Edward L. Knight, PhD, CPRP

In This Article

What Consumers Said

Participants in the study by Carpinello and colleagues[1] attested to the fact that self-help worked. One man said, "I have been so immensely affected by the label of Manic Depressive...: some of the feelings of incompetence; being diseased; being in a sick role...I had a sense of hopelessness. I tried 2 suicide attempts. . . then I found the self-help group. . . . I developed a feeling of self-worth." Another remarked, "Self-help has given my whole life meaning. . . it has normalized my life."

One of the basic effects of self-help is a positive self-concept. Who we think we are and how we actually behave is largely a function of how others see and treat us. In this study, positive perceptions of self were often recounted by participants and distinguished from past negative perceptions.

Participants in this study also reported experiencing a sense of personal well-being. Sentiments of personal well-being, including a feeling of inner happiness, having goals, experiencing a sense of fulfillment, feeling useful for the first time in years, and prospering at work and in relationships with other people, were attributed to their memberships in self-help groups.

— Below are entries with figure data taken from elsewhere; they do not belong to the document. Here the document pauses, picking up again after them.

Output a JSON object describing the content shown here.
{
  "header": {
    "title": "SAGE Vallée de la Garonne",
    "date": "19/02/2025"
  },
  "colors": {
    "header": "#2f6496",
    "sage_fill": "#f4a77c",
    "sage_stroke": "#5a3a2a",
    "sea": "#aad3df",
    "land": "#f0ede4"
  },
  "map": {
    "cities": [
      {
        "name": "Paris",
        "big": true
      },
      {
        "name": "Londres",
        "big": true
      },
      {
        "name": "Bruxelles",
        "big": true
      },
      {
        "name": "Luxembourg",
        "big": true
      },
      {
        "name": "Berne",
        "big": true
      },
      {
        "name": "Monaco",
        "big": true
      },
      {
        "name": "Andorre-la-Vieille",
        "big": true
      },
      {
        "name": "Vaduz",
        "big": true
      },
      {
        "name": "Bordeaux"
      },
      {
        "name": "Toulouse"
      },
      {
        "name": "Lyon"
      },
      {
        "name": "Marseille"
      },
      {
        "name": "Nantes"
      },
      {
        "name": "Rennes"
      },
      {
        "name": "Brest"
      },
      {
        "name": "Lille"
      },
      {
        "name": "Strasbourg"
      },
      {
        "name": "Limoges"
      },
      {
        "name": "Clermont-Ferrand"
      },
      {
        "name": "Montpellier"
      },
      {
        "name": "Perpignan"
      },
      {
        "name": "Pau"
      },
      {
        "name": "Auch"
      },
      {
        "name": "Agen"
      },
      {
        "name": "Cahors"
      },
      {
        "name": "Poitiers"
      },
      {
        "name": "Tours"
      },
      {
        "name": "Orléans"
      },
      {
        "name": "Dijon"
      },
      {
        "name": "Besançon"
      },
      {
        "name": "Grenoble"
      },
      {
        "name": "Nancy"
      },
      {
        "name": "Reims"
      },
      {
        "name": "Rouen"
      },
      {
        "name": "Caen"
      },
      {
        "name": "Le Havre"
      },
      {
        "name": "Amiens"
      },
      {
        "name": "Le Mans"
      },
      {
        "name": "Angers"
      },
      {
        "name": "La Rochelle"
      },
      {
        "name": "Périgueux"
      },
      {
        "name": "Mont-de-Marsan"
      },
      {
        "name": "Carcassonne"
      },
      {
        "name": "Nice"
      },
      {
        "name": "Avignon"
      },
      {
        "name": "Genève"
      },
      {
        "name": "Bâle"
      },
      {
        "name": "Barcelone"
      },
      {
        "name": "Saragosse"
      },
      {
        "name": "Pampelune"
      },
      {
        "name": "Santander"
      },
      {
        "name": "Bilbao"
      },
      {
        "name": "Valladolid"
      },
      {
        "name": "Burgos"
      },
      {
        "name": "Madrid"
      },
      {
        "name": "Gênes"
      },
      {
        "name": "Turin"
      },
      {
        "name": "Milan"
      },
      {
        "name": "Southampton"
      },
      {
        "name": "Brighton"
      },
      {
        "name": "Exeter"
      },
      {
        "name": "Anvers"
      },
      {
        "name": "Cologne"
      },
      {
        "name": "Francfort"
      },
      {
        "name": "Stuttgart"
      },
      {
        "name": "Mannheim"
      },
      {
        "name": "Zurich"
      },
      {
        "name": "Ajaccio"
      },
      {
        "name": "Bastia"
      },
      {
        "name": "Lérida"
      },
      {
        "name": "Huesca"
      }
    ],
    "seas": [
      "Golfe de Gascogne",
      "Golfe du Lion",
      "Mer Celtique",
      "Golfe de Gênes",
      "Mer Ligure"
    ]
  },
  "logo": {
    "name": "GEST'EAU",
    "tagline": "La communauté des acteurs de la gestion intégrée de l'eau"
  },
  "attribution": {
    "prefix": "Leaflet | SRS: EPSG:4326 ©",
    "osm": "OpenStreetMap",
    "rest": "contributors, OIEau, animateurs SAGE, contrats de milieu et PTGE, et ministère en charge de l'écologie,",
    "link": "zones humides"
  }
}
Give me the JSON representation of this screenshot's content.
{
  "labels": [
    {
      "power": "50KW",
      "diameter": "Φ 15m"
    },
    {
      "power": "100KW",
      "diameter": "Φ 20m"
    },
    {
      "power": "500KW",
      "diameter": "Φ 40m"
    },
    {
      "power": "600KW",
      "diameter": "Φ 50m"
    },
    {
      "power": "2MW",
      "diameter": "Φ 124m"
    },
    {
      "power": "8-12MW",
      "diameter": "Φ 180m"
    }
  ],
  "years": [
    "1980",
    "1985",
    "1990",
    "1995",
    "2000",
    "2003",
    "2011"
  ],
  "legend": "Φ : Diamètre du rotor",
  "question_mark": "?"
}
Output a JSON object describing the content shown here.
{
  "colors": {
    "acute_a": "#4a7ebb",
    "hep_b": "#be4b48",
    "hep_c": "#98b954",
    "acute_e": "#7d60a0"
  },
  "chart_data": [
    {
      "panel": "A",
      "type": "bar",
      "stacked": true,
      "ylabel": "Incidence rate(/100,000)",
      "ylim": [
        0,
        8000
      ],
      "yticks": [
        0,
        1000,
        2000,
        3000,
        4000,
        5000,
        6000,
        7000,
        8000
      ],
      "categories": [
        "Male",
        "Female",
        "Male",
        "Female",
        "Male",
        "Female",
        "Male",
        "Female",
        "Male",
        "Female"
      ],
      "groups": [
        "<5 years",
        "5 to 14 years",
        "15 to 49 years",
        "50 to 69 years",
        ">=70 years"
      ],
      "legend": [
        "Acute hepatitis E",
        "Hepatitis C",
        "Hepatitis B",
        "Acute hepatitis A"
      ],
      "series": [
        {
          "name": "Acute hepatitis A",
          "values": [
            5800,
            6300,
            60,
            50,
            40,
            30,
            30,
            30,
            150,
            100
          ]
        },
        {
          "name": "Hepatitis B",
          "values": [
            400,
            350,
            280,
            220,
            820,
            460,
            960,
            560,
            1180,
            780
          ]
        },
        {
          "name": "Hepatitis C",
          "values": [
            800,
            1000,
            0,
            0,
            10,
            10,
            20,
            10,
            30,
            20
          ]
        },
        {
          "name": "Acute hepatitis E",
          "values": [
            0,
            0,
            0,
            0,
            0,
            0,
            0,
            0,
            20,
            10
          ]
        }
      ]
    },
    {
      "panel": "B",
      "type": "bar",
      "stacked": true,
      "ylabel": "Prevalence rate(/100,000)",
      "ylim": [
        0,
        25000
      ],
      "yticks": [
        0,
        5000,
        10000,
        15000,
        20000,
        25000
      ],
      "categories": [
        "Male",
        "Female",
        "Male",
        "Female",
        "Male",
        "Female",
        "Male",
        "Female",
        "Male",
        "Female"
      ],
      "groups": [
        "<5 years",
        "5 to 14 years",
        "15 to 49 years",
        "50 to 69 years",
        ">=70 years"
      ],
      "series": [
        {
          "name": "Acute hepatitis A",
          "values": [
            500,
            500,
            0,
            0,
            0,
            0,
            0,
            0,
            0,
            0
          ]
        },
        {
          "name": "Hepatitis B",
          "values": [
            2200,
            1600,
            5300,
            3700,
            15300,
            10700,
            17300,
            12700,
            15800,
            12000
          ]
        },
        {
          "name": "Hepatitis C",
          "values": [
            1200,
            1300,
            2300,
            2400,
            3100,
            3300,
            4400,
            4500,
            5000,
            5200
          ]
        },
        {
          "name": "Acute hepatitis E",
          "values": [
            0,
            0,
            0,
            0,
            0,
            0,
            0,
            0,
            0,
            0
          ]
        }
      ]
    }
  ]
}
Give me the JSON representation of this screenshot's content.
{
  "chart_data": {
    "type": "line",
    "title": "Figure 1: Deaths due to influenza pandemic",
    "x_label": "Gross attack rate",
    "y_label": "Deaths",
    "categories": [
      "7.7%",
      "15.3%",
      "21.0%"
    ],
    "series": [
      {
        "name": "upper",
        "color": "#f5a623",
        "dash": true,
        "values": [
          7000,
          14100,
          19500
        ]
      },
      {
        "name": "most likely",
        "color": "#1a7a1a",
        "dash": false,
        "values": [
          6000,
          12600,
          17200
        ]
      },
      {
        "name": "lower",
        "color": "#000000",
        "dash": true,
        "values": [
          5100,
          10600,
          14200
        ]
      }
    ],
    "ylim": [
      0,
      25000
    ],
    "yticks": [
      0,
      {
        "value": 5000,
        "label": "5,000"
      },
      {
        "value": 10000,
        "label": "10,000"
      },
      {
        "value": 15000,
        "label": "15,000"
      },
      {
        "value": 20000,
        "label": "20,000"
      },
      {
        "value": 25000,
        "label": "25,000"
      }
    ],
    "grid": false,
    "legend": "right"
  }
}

Participants noted : "I have been able to do more things at home and at work;" "I wasn't getting any support... now (I have) this understanding of myself and the ability to use it to help other people;" "Without this I would have considered my life a failure...I have found meaning and purpose to my life."

Furthermore, participants reported that membership in self-help groups had encouraged them to become autonomous decision makers. An autonomous decision maker is involved in the cognitive and motivational processes of decision making. As one participant put it, "The rest of the adult world has choices... and lives with the choices they make."

Participants also attributed significant improvements in their social functioning to the self-help group atmosphere of acceptance, camaraderie, and support. One young adult acknowledged that she had been a "very isolated, shut-down, and withdrawn person...I didn't even talk." In a separate interview, the parent of the same participant described the change in her daughter since she joined the self-help group: "She is more independent and has friends...her social life has for her has moved beyond the house."

Other findings included improved educational goals and career opportunities, sobriety, and less recidivism.

"At one point I had been hospitalized in 16 different hospitals," remarked a self-help group member. "I was manic...and then I started going to... the self-help group."

Only one person in this study expressed doubts about the efficacy of self-help.